New York Life Insurance Probe Yields $52 Million in Unpaid BenefitsDec 6, 2011 | Parker Waichman LLP
Since being ordered by New York state regulators to use Social Security death data to identify deceased policyholders, life insurance companies doing business in New York have paid more than $52 million in previously unpaid death benefits to nearly 8,000 beneficiaries. The order, issued over the summer, was part of an investigation launched by the state Department of Financial Services into the handling of unpaid death benefits.
"Our inquiry has already resulted in nearly 8,000 people receiving more than $52 million that was due them, and that is just the beginning. Our findings clearly show that matching life insurance policies against a comprehensive list of recent deaths is essential to ensure that all beneficiaries receive the benefits they are owed," Financial Services Superintendent Benjamin M. Lawsky said in a statement. "And the fact that some life insurers are already using the lists for this purpose and have paid out hundreds of millions of dollars proves it can and should be done. With the initial 8,000 matches resulting in $52 million for beneficiaries, even if a small percentage of the one million preliminary matches result in payments, the total amount of payments could be huge.”
The earliest year of death for which a benefit payment has been made thus far is 1970, and the largest benefit payment made thus far is $673,485. Insurers are required to pay interest on delayed payments. The payout figure includes 1,209 payments totaling $16.9 million made to New York payees, the statement said.
In addition to the payouts, life insurers have initiated claims processing for payments to 27,889 other matches, the statement said.

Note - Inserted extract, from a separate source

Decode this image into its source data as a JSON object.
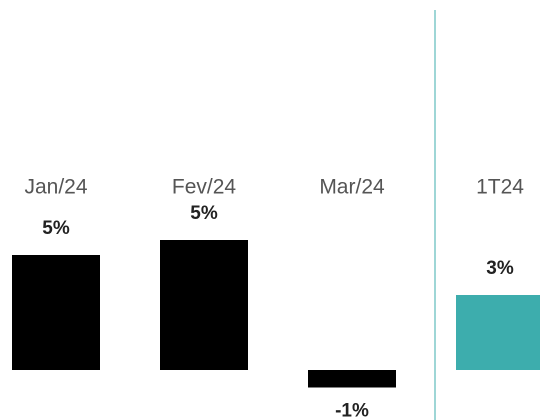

Insurance companies use a Social Security database called the "Death Master File" to cut off payments to deceased policyholders, but do not utilize this tool to ensure that unclaimed death benefits go to their rightful beneficiaries. Over the summer, the New York Insurance Department ordered 172 companies to start cross-checking against lists of policyholders to determine when benefits are due.
Over the past year, life insurance companies have faced scrutiny from regulators in New York and elsewhere over their handling of unpaid death benefits. In November, the New York State Attorney General's Office and the State Comptroller announced the launch of a state investigation into such practices, after their offices uncovered data that indicated that millions in insurance death benefit funds may have been improperly withheld from beneficiaries. The announcement came after Attorney General Eric Schneiderman subpoenaed nine large insurance companies, including AXA SA, Genworth Financial Inc, Guardian Life Insurance Co of America, Manulife Financial Corp, Massachusetts Mutual Life Insurance Co, MetLife Inc, New York Life Insurance Co, Prudential Financial Inc, and TIAA-CREF, over the summer.
Meanwhile, Florida is chair of a multi-state National Association of Insurance Commissioners (NAIC) task force investigating life and annuity claims practices. The primary charge of the task force is to coordinate the activities of state insurance regulators in pursuing investigations / settlements regarding possible unfair claims practices. Other states on the task force include California, Iowa, Louisiana, North Dakota, New Jersey, New Hampshire, Pennsylvania and West Virginia.